Xia Ruqing se sintió bastante avergonzada.
—Mi señor…
—O… ¡quizá no debería entrar!
La tienda estaba llena de mujeres, y ella, con su gran barriga de embarazada y acompañada por dos hombres hechos y derechos, se sentía bastante cohibida.
Zhao Junyao tenía la piel mucho más dura. No, para ser exactos, cuando estaba con Qingqing, no necesitaba ningún sentido del decoro. Así que no se dio cuenta de que algo andaba mal.

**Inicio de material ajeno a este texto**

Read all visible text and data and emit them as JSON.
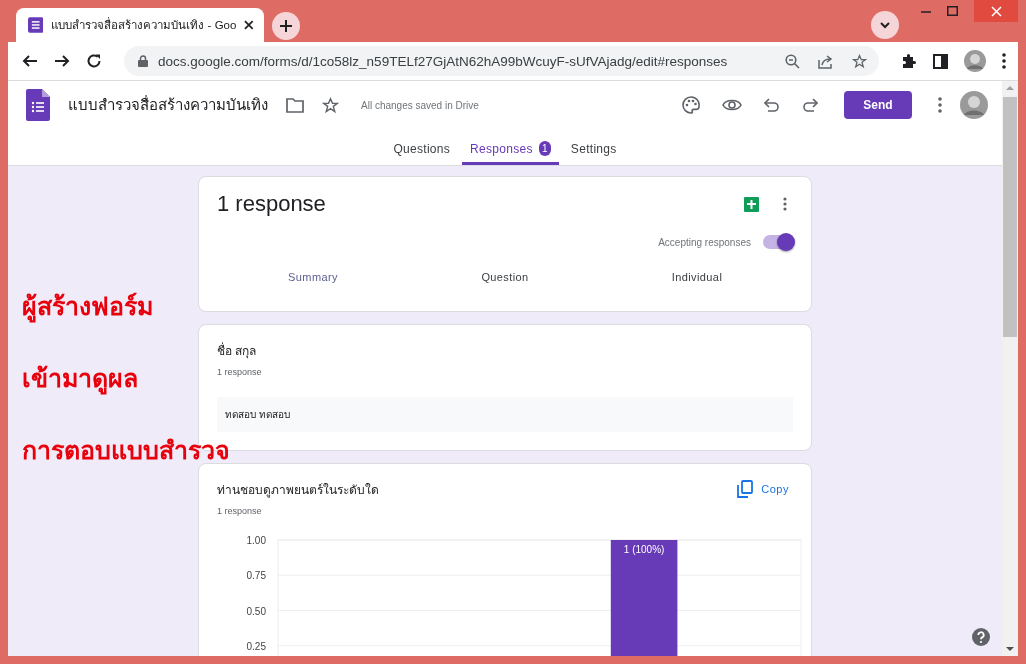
{
  "browser": {
    "tab_title": "แบบสำรวจสื่อสร้างความบันเทิง - Goo",
    "address": "docs.google.com/forms/d/1co58lz_n59TELf27GjAtN62hA99bWcuyF-sUfVAjadg/edit#responses"
  },
  "form_header": {
    "title": "แบบสำรวจสื่อสร้างความบันเทิง",
    "save_status": "All changes saved in Drive",
    "send_button": "Send"
  },
  "tabs": [
    {
      "label": "Questions",
      "selected": false
    },
    {
      "label": "Responses",
      "badge": "1",
      "selected": true
    },
    {
      "label": "Settings",
      "selected": false
    }
  ],
  "summary": {
    "heading": "1 response",
    "accepting_label": "Accepting responses",
    "accepting_on": true,
    "view_tabs": [
      {
        "label": "Summary",
        "selected": true
      },
      {
        "label": "Question",
        "selected": false
      },
      {
        "label": "Individual",
        "selected": false
      }
    ]
  },
  "questions": [
    {
      "kind": "text",
      "title": "ชื่อ สกุล",
      "count": "1 response",
      "answers": [
        "ทดสอบ ทดสอบ"
      ]
    },
    {
      "kind": "chart",
      "title": "ท่านชอบดูภาพยนตร์ในระดับใด",
      "count": "1 response",
      "copy_label": "Copy",
      "chart_data": {
        "type": "bar",
        "grid": true,
        "values": [
          0,
          0,
          0,
          1,
          0
        ],
        "ylim": [
          0,
          1
        ],
        "yticks": [
          {
            "value": 1,
            "label": "1.00"
          },
          {
            "value": 0.75,
            "label": "0.75"
          },
          {
            "value": 0.5,
            "label": "0.50"
          },
          {
            "value": 0.25,
            "label": "0.25"
          }
        ],
        "value_labels": [
          null,
          null,
          null,
          "1 (100%)",
          null
        ]
      }
    }
  ],
  "annotations": [
    "ผู้สร้างฟอร์ม",
    "เข้ามาดูผล",
    "การตอบแบบสำรวจ"
  ]
}
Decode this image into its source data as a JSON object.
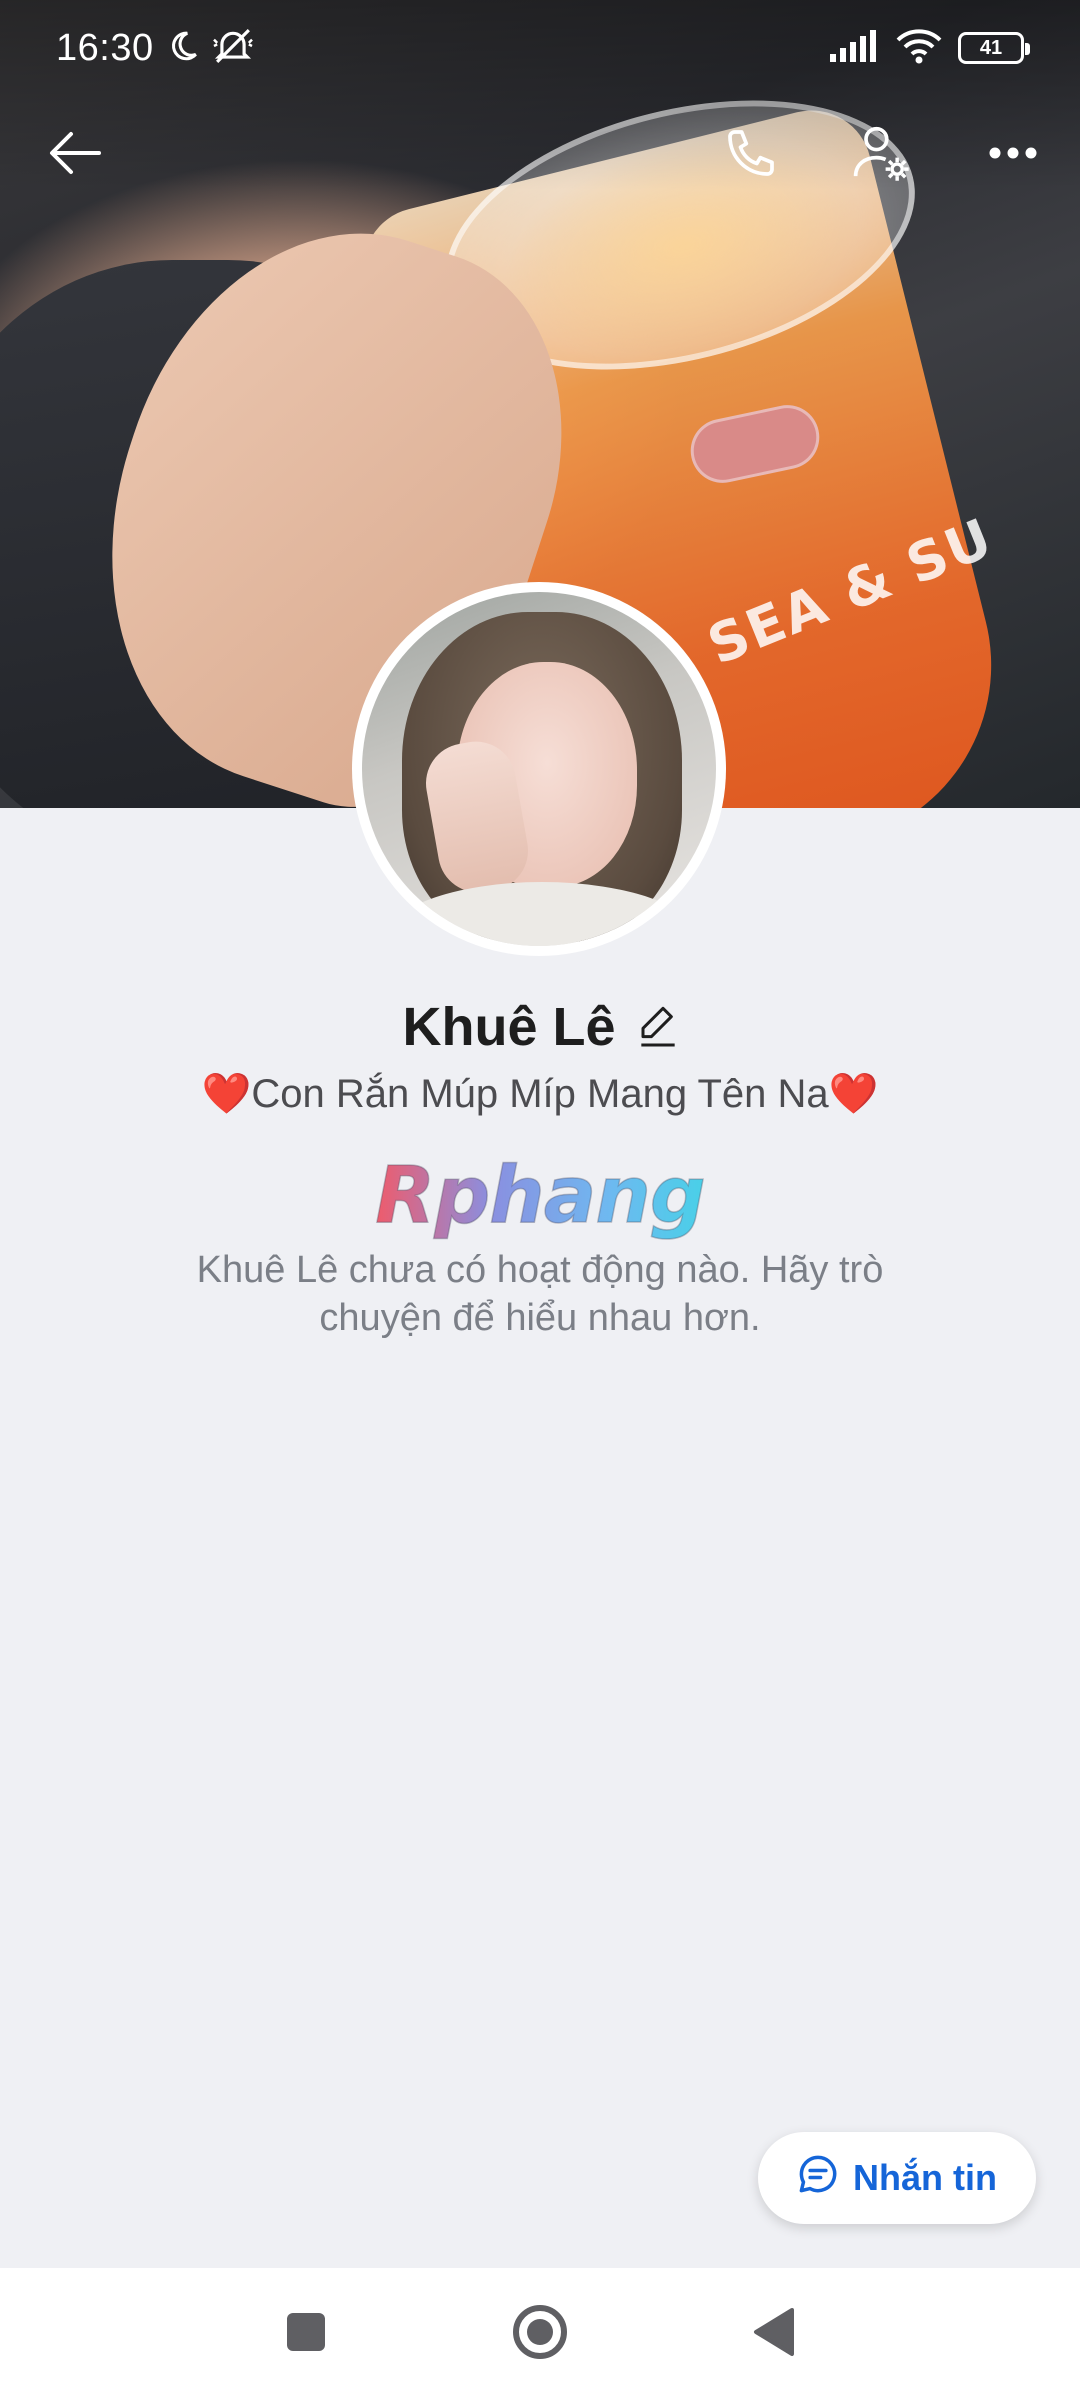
{
  "status_bar": {
    "time": "16:30",
    "battery": "41"
  },
  "toolbar": {
    "back_icon": "arrow-left-icon",
    "call_icon": "phone-icon",
    "settings_icon": "user-settings-icon",
    "more_icon": "more-horizontal-icon"
  },
  "profile": {
    "name": "Khuê Lê",
    "bio_heart_left": "❤️",
    "bio_text": "Con Rắn Múp Míp Mang Tên Na",
    "bio_heart_right": "❤️",
    "watermark": "Rphang",
    "empty_state": "Khuê Lê chưa có hoạt động nào. Hãy trò chuyện để hiểu nhau hơn."
  },
  "message_button": {
    "label": "Nhắn tin",
    "icon": "chat-bubble-icon",
    "color": "#1565d8"
  },
  "cover": {
    "cup_text": "SEA & SU"
  },
  "nav_bar": {
    "recents_icon": "square-icon",
    "home_icon": "circle-icon",
    "back_icon": "triangle-back-icon"
  }
}
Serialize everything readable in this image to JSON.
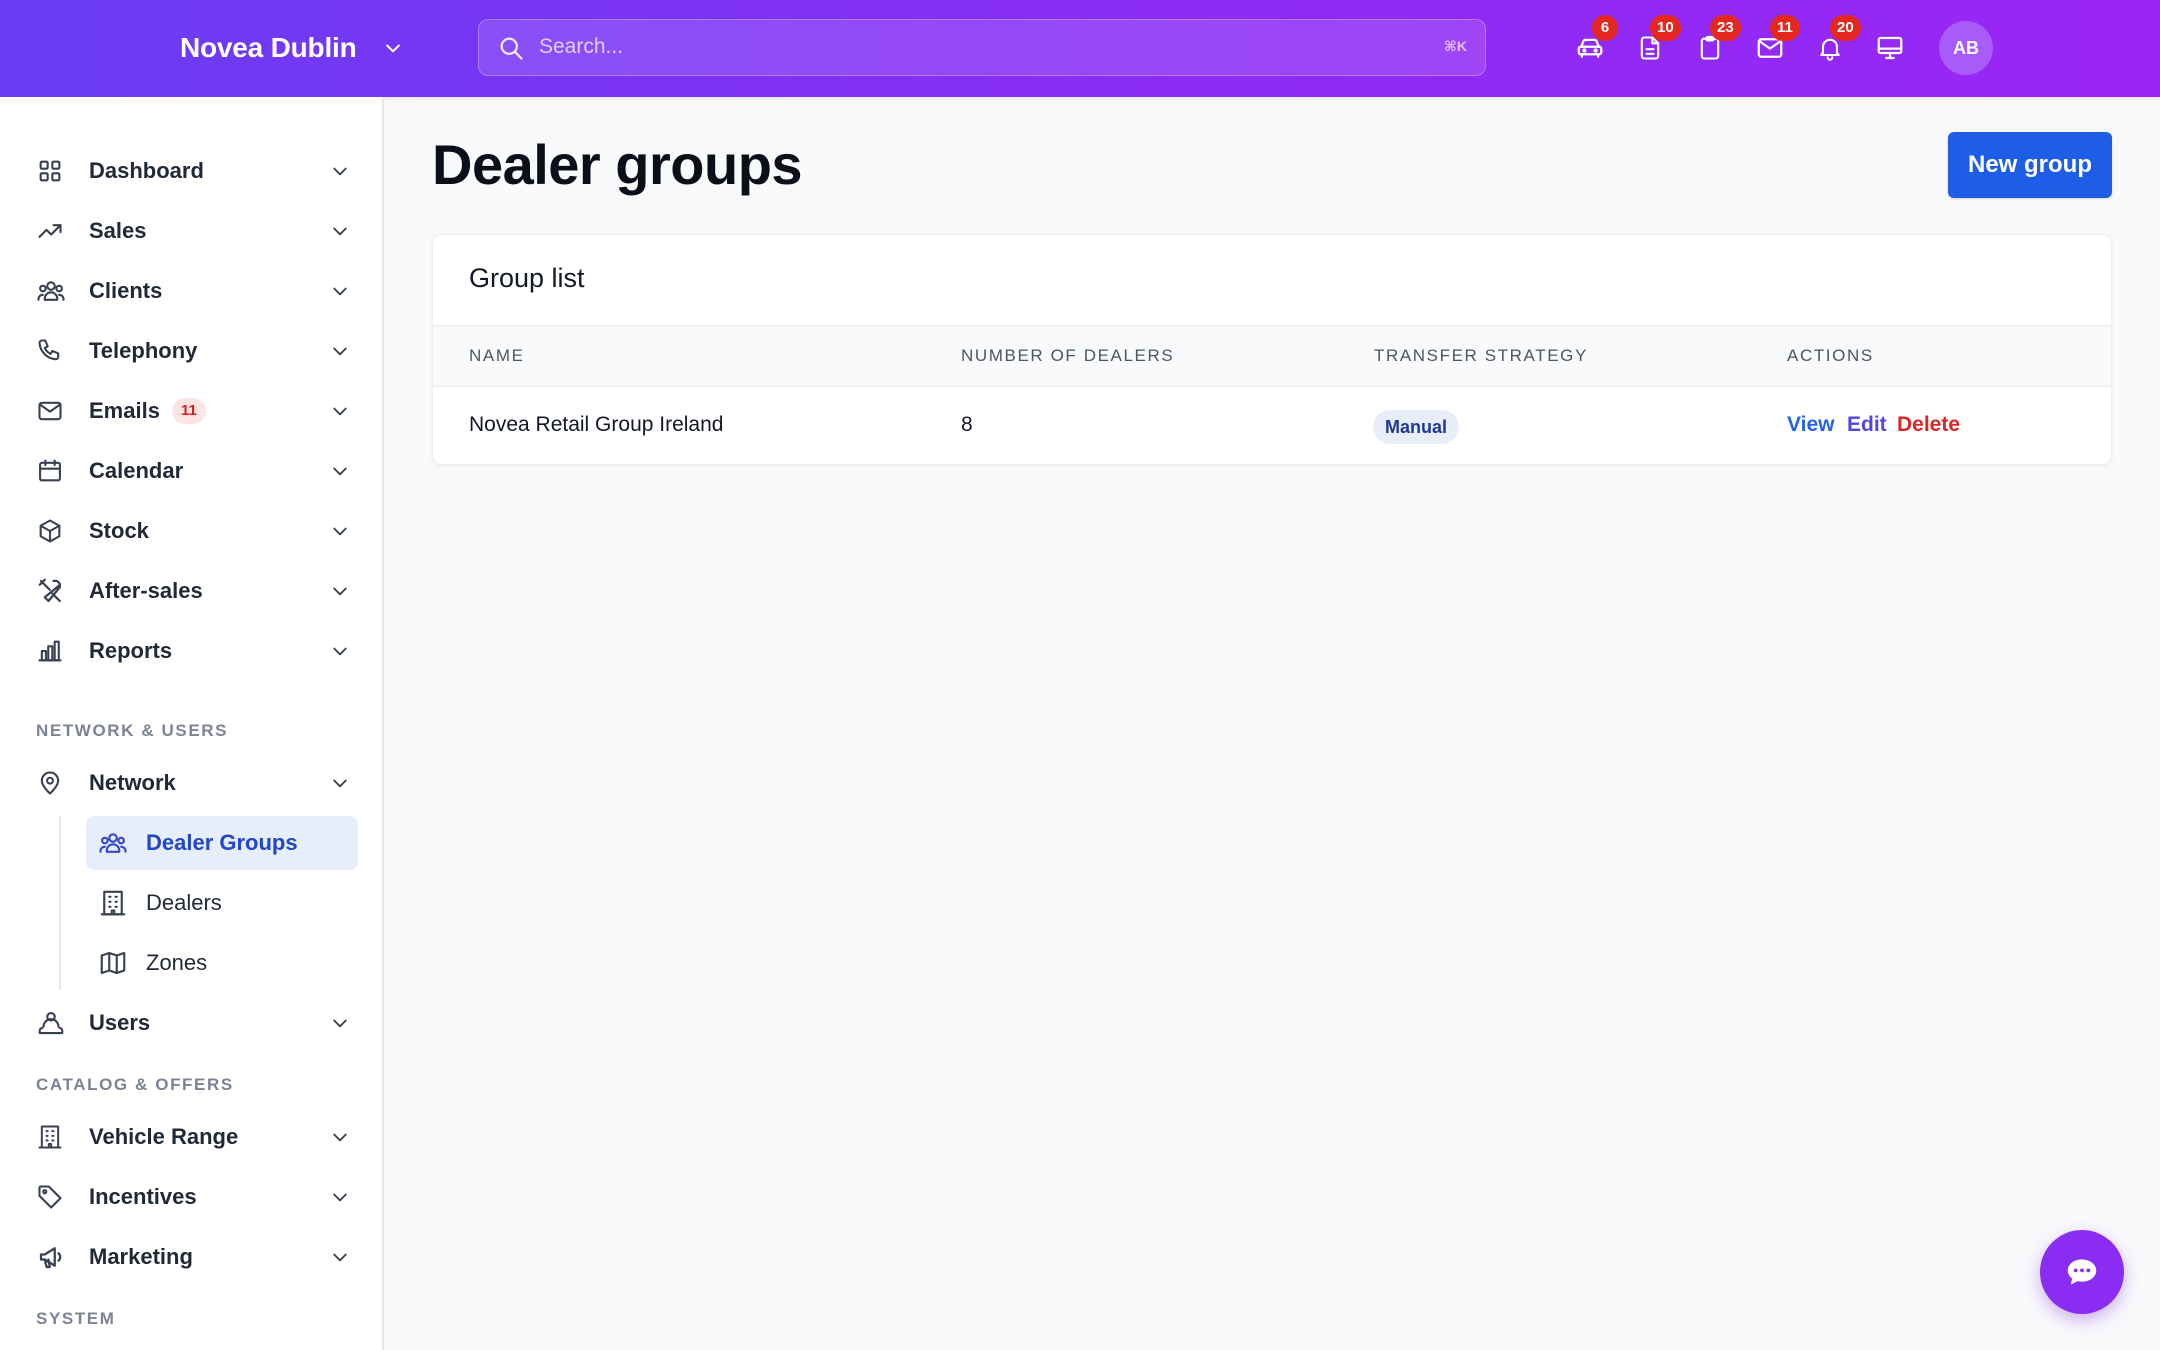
{
  "header": {
    "brand": "Novea Dublin",
    "search_placeholder": "Search...",
    "search_shortcut": "⌘K",
    "icons": [
      {
        "name": "car-icon",
        "badge": "6"
      },
      {
        "name": "document-icon",
        "badge": "10"
      },
      {
        "name": "clipboard-icon",
        "badge": "23"
      },
      {
        "name": "mail-icon",
        "badge": "11"
      },
      {
        "name": "bell-icon",
        "badge": "20"
      },
      {
        "name": "monitor-icon",
        "badge": ""
      }
    ],
    "avatar_initials": "AB"
  },
  "sidebar": {
    "items": [
      {
        "label": "Dashboard",
        "icon": "grid-icon"
      },
      {
        "label": "Sales",
        "icon": "trending-up-icon"
      },
      {
        "label": "Clients",
        "icon": "users-icon"
      },
      {
        "label": "Telephony",
        "icon": "phone-icon"
      },
      {
        "label": "Emails",
        "icon": "mail-icon",
        "badge": "11"
      },
      {
        "label": "Calendar",
        "icon": "calendar-icon"
      },
      {
        "label": "Stock",
        "icon": "cube-icon"
      },
      {
        "label": "After-sales",
        "icon": "tools-icon"
      },
      {
        "label": "Reports",
        "icon": "chart-bars-icon"
      }
    ],
    "section_network": "NETWORK & USERS",
    "network": {
      "label": "Network",
      "icon": "map-pin-icon"
    },
    "network_children": [
      {
        "label": "Dealer Groups",
        "icon": "users-icon",
        "active": true
      },
      {
        "label": "Dealers",
        "icon": "building-icon"
      },
      {
        "label": "Zones",
        "icon": "map-icon"
      }
    ],
    "users": {
      "label": "Users",
      "icon": "user-group-icon"
    },
    "section_catalog": "CATALOG & OFFERS",
    "catalog": [
      {
        "label": "Vehicle Range",
        "icon": "building-icon"
      },
      {
        "label": "Incentives",
        "icon": "tag-icon"
      },
      {
        "label": "Marketing",
        "icon": "megaphone-icon"
      }
    ],
    "section_system": "SYSTEM"
  },
  "main": {
    "title": "Dealer groups",
    "new_button": "New group",
    "card_title": "Group list",
    "columns": [
      "NAME",
      "NUMBER OF DEALERS",
      "TRANSFER STRATEGY",
      "ACTIONS"
    ],
    "rows": [
      {
        "name": "Novea Retail Group Ireland",
        "dealers": "8",
        "strategy": "Manual",
        "actions": {
          "view": "View",
          "edit": "Edit",
          "delete": "Delete"
        }
      }
    ]
  },
  "colors": {
    "header_gradient_start": "#6a3cf4",
    "header_gradient_end": "#9a26f4",
    "primary_button": "#1e5ee6",
    "active_nav_bg": "#e6edfb",
    "badge_red": "#e5281f",
    "view_link": "#2563eb",
    "edit_link": "#4f46e5",
    "delete_link": "#dc2626"
  }
}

Le echó un vistazo a Xia Tingfeng.
—¡Tú espera aquí; yo la acompañaré adentro!
Xia Tingfeng respiró aliviado.
—¡Sí!
«¡Él tampoco estaba acostumbrado a lugares como este!», pensó.
…
Un hombre y una mujer mirando en una joyería no era algo tan extraño.
Al entrar Xia Ruqing, sus ojos brillaron, deslumbrados por la ornamentada decoración de la tienda.
—¡Hala! ¡Qué lugar tan bonito!
Ni siquiera había empezado a mirar las joyas y ya se quedó un buen rato cautivada por la decoración de la tienda.
Zhao Junyao no tenía prisa. Si ella era feliz, él estaba contento de acompañarla.
«Aunque… es un poco tonto, ¡no importa!», pensó.
Sin embargo, aunque a él pudiera no importarle, las miradas que recibían de los demás eran un tanto inquietantes.
—Tsk, tsk. Esos dos visten bastante bien, pero ¿por qué parecen tan poco sofisticados?
—¡Exacto! ¡Si no tienes dinero, no vengas a un sitio como este!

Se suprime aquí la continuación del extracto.